First, on a party line vote (54 Republicans vs. 44 Democrats and one independent) the Senate rejected the establishment of an independent commission to investigate the government's response to Hurricane Katrina. The proposal, offered by Hillary Clinton, would have created a bipartisan panel modeled on the 9/11 Commission to investigate "what went wrong with federal, state and local governments' response" to the disaster. The idea enjoys broad popular support:
In a CNN/USA Today Gallup poll taken Sept. 8-11, 70 percent of those surveyed supported an independent panel to investigate the government's response to Katrina. Only 29 percent were opposed.

The Republicans prefer a pachyderm-controlled Congressional committee similar to the one created to investigate the Iran-Contra conspiracy (and we all saw how effective that body turned out to be).

Not to be outdone, the House Judiciary Committee likewise scuttled an attempt to compel the Attorney General to disclose information regarding the Valerie Plame case. Congressman John Conyers (D-Mich.) writes:
This resolution was opposed by every Republican voting, and was defeated on party lines, 15-11. When opposing this vote, Republicans explained that we should not look into a matter that is being investigated by the Justice Department.

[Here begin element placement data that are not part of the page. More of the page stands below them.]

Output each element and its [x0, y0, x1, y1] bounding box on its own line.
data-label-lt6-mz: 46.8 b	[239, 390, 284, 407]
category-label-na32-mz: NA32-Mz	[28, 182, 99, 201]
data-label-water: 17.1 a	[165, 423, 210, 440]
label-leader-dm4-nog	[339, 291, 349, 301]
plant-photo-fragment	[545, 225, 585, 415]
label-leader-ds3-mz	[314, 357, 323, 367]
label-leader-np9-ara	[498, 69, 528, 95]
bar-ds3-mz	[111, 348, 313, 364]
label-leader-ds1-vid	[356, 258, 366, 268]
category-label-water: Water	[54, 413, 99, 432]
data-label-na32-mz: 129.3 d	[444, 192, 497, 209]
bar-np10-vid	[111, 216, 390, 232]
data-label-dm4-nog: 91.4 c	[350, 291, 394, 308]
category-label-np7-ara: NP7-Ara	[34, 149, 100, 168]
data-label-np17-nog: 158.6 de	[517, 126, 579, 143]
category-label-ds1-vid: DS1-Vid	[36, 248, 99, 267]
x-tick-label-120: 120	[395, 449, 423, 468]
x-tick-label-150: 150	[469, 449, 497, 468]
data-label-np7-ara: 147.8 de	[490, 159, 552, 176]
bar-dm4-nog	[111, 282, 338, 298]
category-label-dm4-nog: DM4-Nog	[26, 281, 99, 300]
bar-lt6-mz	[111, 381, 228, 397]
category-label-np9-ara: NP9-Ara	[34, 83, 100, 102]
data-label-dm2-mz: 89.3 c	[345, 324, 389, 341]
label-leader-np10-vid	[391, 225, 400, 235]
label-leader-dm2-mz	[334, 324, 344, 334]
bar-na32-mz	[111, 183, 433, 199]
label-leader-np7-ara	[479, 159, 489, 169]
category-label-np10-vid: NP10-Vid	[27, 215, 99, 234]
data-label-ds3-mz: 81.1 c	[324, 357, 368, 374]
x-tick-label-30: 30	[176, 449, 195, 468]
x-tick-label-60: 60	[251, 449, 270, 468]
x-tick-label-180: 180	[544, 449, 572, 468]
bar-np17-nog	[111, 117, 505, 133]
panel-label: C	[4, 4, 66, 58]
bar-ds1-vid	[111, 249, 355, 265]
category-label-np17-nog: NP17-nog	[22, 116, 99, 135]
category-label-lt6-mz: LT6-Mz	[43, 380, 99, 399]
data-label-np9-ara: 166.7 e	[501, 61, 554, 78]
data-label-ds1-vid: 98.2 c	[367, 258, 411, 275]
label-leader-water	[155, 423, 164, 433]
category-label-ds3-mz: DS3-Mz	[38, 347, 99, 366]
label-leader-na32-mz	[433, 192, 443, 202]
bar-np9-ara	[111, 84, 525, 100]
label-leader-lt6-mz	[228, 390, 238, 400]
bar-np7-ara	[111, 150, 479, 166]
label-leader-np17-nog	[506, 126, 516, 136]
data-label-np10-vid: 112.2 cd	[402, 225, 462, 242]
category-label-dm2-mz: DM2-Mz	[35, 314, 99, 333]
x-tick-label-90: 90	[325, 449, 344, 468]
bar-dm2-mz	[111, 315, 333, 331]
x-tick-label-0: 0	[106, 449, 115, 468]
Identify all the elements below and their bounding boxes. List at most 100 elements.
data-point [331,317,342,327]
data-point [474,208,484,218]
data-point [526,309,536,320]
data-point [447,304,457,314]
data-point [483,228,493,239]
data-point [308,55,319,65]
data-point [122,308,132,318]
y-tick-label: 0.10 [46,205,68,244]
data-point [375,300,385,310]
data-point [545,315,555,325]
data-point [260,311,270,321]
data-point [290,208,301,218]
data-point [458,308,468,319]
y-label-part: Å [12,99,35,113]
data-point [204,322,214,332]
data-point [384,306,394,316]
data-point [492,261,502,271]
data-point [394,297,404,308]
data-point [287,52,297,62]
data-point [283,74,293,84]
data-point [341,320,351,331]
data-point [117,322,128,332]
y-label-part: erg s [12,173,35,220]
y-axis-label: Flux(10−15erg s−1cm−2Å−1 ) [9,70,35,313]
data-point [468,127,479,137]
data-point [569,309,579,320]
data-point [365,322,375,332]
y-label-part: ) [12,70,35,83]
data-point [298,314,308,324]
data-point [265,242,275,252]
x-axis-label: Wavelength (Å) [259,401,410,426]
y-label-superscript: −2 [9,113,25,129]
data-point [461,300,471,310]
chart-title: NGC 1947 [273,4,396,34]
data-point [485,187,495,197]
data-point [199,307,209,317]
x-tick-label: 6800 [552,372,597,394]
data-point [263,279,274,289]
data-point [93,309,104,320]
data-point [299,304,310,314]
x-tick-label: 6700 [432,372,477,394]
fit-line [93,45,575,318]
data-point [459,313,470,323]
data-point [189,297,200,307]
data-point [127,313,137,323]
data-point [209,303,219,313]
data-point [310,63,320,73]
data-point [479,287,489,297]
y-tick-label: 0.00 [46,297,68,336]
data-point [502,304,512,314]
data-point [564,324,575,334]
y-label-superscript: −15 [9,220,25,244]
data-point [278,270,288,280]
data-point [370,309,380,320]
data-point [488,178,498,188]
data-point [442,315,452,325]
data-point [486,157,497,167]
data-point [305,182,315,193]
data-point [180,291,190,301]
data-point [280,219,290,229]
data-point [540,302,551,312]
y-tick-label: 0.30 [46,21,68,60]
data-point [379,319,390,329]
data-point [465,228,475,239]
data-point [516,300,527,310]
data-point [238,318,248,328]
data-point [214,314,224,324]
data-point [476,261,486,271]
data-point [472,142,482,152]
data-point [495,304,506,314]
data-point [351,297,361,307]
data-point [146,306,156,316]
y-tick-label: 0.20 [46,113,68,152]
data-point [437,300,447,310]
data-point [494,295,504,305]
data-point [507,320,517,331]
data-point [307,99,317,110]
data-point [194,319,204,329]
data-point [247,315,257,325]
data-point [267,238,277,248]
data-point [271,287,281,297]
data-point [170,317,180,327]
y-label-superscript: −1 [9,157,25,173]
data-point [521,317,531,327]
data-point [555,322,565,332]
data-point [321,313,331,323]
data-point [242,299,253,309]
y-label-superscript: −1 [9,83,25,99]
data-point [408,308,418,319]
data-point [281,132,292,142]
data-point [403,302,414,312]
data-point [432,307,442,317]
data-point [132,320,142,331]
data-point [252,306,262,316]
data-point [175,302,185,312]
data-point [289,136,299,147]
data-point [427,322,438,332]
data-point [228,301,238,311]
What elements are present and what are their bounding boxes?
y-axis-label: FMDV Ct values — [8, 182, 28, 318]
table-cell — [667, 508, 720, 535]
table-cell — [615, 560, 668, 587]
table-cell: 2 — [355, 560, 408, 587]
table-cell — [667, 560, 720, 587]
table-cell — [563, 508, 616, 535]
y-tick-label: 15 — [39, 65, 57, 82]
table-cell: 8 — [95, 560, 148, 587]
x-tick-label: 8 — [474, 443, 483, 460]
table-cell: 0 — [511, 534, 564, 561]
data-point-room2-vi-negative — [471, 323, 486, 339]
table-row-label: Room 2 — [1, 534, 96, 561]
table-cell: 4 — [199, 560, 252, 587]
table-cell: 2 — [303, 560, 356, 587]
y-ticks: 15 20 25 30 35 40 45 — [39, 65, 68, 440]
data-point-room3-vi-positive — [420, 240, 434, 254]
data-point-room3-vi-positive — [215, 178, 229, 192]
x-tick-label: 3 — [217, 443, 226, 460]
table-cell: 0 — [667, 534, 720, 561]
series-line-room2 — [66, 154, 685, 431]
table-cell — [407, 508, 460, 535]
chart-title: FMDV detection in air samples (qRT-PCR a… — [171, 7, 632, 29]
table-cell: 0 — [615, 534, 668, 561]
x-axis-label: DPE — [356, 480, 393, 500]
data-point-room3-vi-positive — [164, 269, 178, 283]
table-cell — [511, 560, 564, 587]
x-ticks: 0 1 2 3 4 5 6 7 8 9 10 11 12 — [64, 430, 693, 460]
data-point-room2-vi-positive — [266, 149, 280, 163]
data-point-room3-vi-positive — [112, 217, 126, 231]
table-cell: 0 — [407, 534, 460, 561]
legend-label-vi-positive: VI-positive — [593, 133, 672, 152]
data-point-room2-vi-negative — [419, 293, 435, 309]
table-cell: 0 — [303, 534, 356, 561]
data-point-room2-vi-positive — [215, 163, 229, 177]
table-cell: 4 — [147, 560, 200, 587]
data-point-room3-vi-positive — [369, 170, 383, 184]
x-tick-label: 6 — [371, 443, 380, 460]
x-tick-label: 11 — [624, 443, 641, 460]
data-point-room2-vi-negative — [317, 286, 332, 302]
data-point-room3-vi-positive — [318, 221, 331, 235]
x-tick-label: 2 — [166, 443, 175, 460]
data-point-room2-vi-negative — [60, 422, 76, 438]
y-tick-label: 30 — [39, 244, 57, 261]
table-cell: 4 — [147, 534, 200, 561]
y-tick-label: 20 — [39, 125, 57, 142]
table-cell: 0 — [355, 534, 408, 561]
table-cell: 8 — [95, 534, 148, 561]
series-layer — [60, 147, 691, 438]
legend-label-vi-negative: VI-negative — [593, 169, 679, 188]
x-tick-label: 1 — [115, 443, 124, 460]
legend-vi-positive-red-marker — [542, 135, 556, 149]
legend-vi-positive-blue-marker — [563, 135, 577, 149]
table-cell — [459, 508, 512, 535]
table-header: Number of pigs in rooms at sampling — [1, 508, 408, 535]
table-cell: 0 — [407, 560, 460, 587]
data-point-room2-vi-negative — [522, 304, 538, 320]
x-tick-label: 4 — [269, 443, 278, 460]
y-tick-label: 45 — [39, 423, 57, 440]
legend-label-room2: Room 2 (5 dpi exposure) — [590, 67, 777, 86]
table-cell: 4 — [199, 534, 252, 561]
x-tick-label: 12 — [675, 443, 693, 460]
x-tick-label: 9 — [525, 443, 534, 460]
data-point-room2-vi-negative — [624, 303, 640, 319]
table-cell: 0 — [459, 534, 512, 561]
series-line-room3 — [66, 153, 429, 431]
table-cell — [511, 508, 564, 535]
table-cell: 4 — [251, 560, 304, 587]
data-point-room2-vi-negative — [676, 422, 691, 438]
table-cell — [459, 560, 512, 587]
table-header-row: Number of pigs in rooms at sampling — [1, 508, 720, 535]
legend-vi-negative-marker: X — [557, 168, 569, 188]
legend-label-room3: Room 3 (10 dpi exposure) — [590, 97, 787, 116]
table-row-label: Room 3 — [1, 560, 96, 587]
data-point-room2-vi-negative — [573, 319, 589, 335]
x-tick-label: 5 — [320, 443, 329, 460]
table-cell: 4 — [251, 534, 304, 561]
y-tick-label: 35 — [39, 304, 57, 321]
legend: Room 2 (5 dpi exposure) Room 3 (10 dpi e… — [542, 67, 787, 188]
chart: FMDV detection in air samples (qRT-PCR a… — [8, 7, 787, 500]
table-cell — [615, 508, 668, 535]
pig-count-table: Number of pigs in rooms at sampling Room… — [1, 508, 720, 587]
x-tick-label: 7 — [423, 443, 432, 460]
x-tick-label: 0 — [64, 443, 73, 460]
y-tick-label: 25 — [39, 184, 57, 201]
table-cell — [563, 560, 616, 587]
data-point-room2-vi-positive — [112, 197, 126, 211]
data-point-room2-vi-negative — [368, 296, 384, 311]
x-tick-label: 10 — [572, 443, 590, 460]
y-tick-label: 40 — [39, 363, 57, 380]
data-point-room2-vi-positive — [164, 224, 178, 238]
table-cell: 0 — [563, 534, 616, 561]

This excuse may sound like a broken record by now. That is not and has never been our standard. This year alone, Congress has held hearings on allegations of criminal misconduct in the United Nation's Oil-for-Food Program; the same misconduct being reviewed by the U.S. Attorney for the Southern District of New York. Congress also has been looking into the Jack Abramoff scandal at the same time as the Justice Department. Let us not forget the endless hearings held in this Committee and others on alleged Clinton-Gore campaign finance violations, the Whitewater claims, and Clinton White House Travel Office firings. These were matters all under Justice Department review at the time of our hearings.

And so dies another lame excuse, utterly unmourned.